Ce serait certainement passionnant, même si je serais probablement agacée par toutes ces canettes de Red-Bull et de Coca toutes identiques qu’on retrouve dans le monde entier. Des collègues anglais ont récemment rapporté qu’ils étaient tombés, lors de fouilles dans un site archéologique romain, sur des microplastiques qui s’étaient infiltrés depuis les années 80 jusque dans les couches datant de l’Antiquité.

Comment se fait-on une idée d’un objet pour lequel on ne dispose d’aucun témoignage ? J’imagine qu’on en reste au niveau d’hypothèses ou de suppositions.
On observe que les matériaux se déposent les uns sur les autres, le plus ancien se trouvant tout en bas. Autrefois, on ne démolissait pas entièrement les constructions comme on le fait aujourd’hui. Les ruines de la villa romaine se trouvaient sous le village médiéval. Tout démolir aurait représenté un travail inutile ; on se contentait d’égaliser le terrain et de construire à nouveau sur celui-ci. Si l’on trouve par exemple une monnaie de l’empereur Tibère, on a une référence absolue, car cette monnaie ne pouvait pas avoir été perdue avant le règne de cet empereur. De plus, il y a des méthodes scientifiques, comme la datation au C14, permettant d’obtenir l’âge de matériaux organiques. Pour le bois, la dendrochronologie permet même de déterminer la saison durant laquelle l’arbre a été abattu. De cette manière, on obtient une grille chronologique. Comme l’évolution culturelle était très similaire dans certaines régions, on peut aussi établir des comparaisons.

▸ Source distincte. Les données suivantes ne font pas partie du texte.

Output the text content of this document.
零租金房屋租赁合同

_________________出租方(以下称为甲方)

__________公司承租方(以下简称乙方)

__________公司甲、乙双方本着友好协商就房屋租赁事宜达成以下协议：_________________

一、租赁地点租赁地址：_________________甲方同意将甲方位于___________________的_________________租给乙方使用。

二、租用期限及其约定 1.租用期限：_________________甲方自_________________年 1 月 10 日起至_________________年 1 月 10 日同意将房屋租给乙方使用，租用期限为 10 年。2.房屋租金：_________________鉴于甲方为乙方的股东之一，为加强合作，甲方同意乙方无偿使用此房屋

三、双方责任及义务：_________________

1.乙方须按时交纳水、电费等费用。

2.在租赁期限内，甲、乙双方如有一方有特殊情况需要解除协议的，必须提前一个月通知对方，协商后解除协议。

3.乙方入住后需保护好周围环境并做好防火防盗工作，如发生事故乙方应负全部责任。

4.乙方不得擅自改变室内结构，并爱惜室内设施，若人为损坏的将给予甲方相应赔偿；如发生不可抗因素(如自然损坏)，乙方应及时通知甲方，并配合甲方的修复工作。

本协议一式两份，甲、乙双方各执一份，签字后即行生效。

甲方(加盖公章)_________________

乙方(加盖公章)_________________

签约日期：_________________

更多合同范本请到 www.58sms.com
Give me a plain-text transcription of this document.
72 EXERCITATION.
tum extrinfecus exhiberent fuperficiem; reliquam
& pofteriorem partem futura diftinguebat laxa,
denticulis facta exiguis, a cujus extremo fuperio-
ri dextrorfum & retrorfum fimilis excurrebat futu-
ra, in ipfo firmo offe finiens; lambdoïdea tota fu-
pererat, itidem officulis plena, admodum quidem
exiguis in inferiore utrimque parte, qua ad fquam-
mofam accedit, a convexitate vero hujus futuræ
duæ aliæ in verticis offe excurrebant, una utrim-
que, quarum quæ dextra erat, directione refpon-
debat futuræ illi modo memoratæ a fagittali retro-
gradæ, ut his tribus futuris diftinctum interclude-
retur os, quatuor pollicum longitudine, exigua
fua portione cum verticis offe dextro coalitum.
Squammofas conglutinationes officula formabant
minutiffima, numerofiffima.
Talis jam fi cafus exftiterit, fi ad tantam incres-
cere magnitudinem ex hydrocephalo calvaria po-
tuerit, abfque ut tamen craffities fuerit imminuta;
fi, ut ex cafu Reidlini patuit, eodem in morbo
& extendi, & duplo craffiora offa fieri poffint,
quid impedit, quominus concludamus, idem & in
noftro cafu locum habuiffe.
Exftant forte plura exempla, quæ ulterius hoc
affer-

Quels enseignements peut-on tirer du passé pour l’avenir ?
L’archéologie étudie les traces d’occupation humaine. Nous essayons de reconstituer la manière dont les populations ont réagi face aux changements environnementaux, par exemple du climat. On estime aujourd’hui que, contrairement à une idée très répandue, la chute de l’Empire romain n’est pas due à la décadence de la société. Son déclin a commencé un siècle auparavant, lorsque le climat s’est refroidi et qu’il y a eu davantage de précipitations, ce qui a impacté les conditions économiques. Les gens ont migré vers d’autres sites, ont réalisé d’autres produits et utilisé de nouveaux matériaux. Cela nous permet de savoir comment les populations réagissent face aux changements environnementaux. Cet enseignement, nous pouvons également l’intégrer dans les débats actuels.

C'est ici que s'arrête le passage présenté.